TVA switches hydrogen purity measurement instrumentation
By Jim Scott
It is an important event when power plant engineers and managers select new instrumentation for hydrogen gas purity measurement for a facility's generators, especially considering that the generators are a critical system from both a safety and economic point of view.
The TVA (Tennessee Valley Authority) Kingston fossil plant decided to make such a change and upgrade the facility's hydrogen gas purity measurement less than a year ago. Kingston replaced nine thermal conductivity analyzers with Yokogawa GD402 hydrogen purity monitor (HPM) systems. The HPM systems are used to measure hydrogen gas purity on five GE 200MW and four Westinghouse 150MW generators.

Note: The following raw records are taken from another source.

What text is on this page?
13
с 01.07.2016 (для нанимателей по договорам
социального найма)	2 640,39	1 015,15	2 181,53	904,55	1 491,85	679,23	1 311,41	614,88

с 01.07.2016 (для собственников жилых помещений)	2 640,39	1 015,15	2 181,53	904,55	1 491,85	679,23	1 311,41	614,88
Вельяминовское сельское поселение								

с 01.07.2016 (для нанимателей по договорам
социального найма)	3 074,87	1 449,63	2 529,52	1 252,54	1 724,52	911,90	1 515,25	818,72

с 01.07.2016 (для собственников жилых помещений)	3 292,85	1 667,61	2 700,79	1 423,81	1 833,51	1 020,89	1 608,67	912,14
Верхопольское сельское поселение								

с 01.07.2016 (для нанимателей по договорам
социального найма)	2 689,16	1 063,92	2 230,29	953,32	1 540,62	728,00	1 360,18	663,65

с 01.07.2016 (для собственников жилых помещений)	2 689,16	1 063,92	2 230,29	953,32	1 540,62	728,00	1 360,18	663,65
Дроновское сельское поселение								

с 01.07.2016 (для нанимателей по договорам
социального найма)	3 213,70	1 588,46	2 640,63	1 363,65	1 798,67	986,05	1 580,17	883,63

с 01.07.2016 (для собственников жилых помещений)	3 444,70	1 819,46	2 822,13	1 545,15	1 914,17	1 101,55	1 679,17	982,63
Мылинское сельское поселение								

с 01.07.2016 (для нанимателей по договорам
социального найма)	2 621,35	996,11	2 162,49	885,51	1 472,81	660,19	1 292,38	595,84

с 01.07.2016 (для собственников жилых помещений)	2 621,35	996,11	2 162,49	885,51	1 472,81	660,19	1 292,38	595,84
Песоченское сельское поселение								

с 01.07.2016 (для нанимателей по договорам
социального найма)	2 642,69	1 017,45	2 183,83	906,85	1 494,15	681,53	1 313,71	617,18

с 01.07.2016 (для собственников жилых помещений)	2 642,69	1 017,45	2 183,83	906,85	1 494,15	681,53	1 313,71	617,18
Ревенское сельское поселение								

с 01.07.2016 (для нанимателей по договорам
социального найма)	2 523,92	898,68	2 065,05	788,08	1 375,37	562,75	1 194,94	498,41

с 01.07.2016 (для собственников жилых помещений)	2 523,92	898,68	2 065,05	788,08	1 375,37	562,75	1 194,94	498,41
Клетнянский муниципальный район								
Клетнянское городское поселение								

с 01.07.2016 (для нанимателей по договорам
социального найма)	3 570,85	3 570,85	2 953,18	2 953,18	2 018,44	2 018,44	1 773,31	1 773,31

According to Craig Self, senior instrument mechanical foreman at the TVA plant, Kingston's management team evaluated his recommendations and made a decision to replace the existing hydrogen purity meters due to excessive maintenance and support issues with the thermal conductivity analyzers. Self says, "They [thermal analyzers] experienced unstable readings and inconsistent analyzer support and were the cause of excessive maintenance time and manpower expenditure."
Yokogawa GD402 hydrogen purity monitor.
Kingston ordered and installed the nine HPM systems in a 12-day period. The Kingston installation and commissioning team installed the first three units at a one-unit-per-day rate. After gaining confidence with the installation procedure, the team stepped up the installation rate to two units per day for the next three days, installing and commissioning all nine systems within a six-day period.
"The installations used the existing generator gas sample ports," Self says, "and the similarity to other Yokogawa equipment already in the plant made the operation nearly plug and play, which greatly reduced installation and startup time."
Initially, Kingston was using a single Yokogawa GD402 as a portable unit to check the performance of the thermal conductivity systems and to monitor the generator purge gas sequence. TVA reports that the Yokogawa product has improved repeatability and lack of measurement drift. The thermal conductivity systems were experiencing drift on the order of 1% hydrogen between calibration intervals, requiring biweekly calibrations to stay within the generator operational tolerances for gas purity. The calibration of the thermal conductivity system required a minimum of eight man-hours. The new Yokogawa products require less than three hours to calibrate all nine. For the first five months following the installation, engineers at Kingston conducted drift and calibration checks using the old preventative maintenance schedule. Self says they are now looking to modify the schedule based on the lack of measurement drifts.
Unlike thermal conductivity, the Yokogawa GD402 uses vibrating element measurement method; commonly referred to as the tuning fork principle. The GD402's detector directs a continuous gas sample through a chamber containing a resonating tube. Different sample gas purities allow the resonating tube to vibrate faster or slower. The measurement of gas purity is determined by the frequency of the resonating tube. In comparison to most thermal conductivity systems, vibrating element technology has superior measurement drift performance, better response times, shorter and less expensive calibration procedures, and better resistance to the common problem of oil misting. Hundreds of power utilities across the North America have welcomed this measurement method and its solution to many of the issues created by older, thermal conductivity and fan-differential type measurement methods.
Jim Scott is product manager at Yokogawa . This article is approved for use by TVA.